Item 8.01 Other Events.

     Our former parent, Medicore, Inc., merged with our company on September
21, 2005, resulting in our company succeeding to a litigation initiated by
Medicore in May, 2004, against Simclar International, Ltd. ("Simclar"), in
the Circuit Court of the 11th Judicial Circuit, In and For Miami-Dade County,
Florida, for breach of contract for collection of an additional approximately
$155,000 as an earn-out payment under an agreement for sale and purchase of
shares in 2001, relating to the sale of Medicore's majority interest in its
former subsidiary, Techdyne, Inc.  Simclar filed a counterclaim in 2004, for
approximately $316,000, alleging it made errors in its certifications of the
earn-out payments due to Medicore.  This case has been settled with Simclar
paying our company $65,000, and dismissal of Simclar's counterclaim.

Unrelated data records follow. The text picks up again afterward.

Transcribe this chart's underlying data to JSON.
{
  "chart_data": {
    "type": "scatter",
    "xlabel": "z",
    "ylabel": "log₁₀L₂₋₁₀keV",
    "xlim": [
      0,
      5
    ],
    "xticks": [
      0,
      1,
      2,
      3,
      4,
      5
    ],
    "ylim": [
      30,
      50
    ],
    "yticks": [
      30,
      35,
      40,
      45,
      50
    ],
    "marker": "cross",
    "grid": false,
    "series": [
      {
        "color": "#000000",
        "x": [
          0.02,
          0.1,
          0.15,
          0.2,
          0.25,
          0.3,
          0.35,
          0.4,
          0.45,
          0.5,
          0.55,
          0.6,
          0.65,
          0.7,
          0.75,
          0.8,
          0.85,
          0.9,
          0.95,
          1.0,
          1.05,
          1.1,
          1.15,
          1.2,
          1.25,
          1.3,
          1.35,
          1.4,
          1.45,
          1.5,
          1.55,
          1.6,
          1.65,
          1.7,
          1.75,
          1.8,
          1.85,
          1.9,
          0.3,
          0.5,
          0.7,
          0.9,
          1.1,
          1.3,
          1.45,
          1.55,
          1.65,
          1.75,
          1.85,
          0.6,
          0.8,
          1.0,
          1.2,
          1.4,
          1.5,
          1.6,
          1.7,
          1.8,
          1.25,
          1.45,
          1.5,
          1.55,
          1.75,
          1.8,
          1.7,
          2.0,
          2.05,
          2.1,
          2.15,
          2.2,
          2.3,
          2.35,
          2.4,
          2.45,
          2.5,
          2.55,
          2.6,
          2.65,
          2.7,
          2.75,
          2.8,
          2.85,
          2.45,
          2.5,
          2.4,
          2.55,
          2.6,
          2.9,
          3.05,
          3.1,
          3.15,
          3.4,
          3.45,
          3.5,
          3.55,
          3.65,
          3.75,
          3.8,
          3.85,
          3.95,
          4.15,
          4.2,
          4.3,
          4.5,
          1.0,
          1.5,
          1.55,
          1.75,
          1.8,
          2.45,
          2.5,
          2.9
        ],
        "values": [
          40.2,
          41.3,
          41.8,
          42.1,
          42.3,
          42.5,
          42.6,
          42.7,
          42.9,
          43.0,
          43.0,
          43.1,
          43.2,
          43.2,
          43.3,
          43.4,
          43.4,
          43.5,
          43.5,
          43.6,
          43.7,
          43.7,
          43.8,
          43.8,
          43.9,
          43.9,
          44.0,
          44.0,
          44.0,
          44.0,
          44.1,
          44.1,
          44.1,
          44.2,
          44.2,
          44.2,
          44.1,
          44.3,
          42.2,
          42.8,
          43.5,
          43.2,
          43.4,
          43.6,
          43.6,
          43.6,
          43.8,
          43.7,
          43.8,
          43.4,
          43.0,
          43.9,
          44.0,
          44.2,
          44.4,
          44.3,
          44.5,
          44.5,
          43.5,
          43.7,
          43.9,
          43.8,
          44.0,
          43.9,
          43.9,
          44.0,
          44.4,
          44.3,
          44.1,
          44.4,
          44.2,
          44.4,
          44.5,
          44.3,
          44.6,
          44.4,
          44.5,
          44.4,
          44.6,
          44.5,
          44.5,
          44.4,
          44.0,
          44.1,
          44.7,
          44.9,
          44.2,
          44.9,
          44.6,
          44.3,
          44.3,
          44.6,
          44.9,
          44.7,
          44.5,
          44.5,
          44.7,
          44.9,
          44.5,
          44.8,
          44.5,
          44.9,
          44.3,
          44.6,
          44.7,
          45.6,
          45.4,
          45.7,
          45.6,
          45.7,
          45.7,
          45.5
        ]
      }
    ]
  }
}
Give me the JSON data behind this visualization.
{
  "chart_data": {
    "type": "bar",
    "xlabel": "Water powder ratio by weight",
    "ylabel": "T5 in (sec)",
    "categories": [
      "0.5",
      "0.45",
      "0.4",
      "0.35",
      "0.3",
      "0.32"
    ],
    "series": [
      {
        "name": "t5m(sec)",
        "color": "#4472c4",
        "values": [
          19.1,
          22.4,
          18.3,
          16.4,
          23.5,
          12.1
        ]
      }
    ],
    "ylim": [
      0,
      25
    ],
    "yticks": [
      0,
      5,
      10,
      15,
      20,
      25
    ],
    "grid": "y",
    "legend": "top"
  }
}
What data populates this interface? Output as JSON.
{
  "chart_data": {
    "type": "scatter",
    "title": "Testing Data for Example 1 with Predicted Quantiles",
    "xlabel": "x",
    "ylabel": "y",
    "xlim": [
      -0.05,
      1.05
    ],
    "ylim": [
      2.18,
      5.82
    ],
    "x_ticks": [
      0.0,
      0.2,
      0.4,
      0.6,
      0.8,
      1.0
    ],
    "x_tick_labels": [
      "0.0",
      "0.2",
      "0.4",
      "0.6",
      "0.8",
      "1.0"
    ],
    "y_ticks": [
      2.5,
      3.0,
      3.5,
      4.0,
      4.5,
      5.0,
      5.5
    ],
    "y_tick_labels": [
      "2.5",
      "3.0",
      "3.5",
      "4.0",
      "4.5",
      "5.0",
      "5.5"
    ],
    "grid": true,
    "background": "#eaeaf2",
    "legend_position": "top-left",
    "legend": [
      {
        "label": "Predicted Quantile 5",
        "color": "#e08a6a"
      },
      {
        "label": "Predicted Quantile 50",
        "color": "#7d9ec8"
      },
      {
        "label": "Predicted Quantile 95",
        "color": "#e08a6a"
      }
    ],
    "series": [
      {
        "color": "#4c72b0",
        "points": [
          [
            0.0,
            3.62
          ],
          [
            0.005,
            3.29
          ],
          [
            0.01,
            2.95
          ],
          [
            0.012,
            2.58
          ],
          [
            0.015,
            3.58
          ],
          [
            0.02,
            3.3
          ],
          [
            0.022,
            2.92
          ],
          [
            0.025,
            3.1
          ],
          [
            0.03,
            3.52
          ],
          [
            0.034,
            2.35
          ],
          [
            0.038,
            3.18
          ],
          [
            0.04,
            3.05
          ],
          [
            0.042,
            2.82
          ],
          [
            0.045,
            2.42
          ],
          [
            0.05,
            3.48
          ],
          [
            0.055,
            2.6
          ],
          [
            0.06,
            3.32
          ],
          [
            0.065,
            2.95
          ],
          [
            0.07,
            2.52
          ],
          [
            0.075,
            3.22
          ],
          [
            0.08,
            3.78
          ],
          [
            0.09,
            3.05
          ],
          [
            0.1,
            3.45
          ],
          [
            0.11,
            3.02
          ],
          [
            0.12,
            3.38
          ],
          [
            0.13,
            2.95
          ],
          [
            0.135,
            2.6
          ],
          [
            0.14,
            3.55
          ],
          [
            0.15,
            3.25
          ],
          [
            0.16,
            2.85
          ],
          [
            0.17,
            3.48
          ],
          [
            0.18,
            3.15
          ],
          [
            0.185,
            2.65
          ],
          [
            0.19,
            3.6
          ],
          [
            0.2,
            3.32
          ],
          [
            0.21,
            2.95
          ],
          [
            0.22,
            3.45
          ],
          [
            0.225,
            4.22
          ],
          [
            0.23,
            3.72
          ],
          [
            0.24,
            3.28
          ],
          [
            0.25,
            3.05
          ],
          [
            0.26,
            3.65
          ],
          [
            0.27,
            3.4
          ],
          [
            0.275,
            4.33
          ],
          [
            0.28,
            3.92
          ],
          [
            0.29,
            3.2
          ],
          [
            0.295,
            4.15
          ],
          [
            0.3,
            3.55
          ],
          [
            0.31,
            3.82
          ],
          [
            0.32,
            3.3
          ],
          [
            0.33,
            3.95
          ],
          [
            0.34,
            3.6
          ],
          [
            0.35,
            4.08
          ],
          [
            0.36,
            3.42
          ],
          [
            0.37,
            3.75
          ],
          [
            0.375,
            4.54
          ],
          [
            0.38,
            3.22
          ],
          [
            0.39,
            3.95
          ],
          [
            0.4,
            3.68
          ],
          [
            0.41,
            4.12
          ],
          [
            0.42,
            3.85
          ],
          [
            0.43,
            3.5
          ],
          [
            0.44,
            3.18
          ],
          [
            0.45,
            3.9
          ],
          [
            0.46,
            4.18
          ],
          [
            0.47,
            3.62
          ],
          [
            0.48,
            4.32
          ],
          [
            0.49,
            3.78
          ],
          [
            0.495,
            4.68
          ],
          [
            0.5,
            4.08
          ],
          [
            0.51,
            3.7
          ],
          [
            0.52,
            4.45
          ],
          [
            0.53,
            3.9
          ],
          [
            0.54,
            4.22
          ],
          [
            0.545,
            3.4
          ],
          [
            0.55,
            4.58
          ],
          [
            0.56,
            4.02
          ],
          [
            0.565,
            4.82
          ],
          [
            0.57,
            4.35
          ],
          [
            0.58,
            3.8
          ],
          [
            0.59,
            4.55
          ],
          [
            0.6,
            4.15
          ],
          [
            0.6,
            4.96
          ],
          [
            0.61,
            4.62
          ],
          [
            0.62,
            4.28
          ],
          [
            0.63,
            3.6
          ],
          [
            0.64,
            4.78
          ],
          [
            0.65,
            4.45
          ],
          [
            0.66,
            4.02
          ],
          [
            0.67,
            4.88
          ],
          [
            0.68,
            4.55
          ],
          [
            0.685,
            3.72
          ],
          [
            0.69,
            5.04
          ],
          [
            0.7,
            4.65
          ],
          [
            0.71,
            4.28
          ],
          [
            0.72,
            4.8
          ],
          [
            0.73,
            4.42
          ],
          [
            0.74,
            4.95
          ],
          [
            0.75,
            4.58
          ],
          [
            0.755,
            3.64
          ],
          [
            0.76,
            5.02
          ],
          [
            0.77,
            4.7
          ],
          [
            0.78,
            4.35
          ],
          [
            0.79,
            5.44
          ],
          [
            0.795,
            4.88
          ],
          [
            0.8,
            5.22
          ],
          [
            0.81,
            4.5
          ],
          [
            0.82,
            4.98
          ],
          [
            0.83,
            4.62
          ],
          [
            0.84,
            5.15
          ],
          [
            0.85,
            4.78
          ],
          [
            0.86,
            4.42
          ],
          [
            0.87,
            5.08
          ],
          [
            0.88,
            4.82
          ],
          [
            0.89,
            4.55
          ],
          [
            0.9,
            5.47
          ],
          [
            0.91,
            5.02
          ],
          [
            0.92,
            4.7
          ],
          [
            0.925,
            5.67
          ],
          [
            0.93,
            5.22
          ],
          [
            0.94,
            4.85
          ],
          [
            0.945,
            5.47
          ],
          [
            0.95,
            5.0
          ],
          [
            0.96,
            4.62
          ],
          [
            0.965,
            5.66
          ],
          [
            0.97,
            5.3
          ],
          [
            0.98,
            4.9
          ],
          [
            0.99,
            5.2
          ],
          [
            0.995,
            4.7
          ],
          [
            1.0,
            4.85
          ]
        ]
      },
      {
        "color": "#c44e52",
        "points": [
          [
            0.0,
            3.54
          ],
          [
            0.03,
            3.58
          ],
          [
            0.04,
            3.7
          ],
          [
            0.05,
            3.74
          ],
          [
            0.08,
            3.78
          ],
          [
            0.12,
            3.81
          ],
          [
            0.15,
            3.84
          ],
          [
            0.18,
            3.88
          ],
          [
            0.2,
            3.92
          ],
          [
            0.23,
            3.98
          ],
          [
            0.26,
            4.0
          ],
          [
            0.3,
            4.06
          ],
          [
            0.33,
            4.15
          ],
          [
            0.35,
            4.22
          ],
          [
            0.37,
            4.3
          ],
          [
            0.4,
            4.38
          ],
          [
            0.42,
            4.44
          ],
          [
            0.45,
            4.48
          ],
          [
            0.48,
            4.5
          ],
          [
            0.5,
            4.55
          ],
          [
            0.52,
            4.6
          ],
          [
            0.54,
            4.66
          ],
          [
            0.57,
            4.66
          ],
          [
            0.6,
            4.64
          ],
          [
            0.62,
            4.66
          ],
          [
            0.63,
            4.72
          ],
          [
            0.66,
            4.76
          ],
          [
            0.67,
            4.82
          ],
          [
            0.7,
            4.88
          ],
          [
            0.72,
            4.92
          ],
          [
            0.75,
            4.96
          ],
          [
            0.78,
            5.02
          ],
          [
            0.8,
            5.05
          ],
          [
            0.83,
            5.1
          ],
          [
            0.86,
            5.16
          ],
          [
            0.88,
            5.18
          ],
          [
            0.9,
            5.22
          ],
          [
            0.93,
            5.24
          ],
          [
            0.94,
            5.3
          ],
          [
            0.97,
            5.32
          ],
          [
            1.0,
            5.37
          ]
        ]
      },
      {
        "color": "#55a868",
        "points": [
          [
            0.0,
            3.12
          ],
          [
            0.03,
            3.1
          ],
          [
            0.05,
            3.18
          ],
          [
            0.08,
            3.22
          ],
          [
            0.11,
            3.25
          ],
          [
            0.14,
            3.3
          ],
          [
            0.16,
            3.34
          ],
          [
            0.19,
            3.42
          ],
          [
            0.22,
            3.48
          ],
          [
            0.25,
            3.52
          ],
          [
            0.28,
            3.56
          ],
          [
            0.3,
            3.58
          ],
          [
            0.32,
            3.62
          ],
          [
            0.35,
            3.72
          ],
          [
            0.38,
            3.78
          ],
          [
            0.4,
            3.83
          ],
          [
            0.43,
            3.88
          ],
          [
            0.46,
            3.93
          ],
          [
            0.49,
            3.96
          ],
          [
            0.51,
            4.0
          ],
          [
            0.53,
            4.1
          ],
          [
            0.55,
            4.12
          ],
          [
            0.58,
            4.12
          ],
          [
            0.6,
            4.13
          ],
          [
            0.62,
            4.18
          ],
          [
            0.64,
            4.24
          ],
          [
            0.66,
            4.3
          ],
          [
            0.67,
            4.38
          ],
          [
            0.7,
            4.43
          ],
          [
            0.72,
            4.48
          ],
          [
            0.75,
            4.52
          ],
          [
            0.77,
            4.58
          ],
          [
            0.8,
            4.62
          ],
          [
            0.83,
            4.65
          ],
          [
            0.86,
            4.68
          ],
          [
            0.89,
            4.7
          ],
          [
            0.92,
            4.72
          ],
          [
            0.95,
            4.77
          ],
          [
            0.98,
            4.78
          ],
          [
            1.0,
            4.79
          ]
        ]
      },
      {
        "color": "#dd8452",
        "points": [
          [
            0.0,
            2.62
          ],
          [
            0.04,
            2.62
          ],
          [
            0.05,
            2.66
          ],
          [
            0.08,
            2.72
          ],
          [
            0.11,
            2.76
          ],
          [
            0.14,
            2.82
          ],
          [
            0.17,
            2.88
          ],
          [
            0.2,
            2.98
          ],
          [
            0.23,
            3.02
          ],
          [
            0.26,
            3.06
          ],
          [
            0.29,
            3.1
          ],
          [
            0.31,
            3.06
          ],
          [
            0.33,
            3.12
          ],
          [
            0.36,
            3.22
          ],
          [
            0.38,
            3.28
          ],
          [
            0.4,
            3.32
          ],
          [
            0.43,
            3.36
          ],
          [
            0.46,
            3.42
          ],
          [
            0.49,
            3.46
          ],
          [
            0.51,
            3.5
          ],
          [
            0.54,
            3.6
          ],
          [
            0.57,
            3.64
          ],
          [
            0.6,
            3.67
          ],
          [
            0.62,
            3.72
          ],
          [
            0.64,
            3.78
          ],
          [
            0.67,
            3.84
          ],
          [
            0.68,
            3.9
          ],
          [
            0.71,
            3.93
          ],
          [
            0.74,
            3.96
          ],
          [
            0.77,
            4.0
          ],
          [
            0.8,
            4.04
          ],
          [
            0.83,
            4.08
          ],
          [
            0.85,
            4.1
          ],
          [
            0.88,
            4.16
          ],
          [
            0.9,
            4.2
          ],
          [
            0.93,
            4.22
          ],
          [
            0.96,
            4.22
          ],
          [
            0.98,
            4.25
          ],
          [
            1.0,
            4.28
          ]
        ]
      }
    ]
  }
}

Item 9.01 Financial Statements and Exhibits

     (d) Exhibits

         (14) Code of Ethics

              14.1 Code of Ethics and Business Conduct, as amended,
                   September 6, 2006.

                             SIGNATURES

     Pursuant to the requirements of the Securities Exchange Act of 1934, the
registrant has duly caused this report to be signed on its behalf by the
undersigned hereunto duly authorized.

                                       DIALYSIS CORPORATION OF AMERICA

                                         /s/ J. Michael Rowe
                                       By---------------------------------
                                         J. MICHAEL ROWE
                                         Vice President and
                                         Chief Operating Officer

Dated:  September 12, 2006



                             EXHIBIT INDEX

Exhibit
Number
________

  14.1  Code of Ethics and Business Conduct, as amended, September 6, 2006.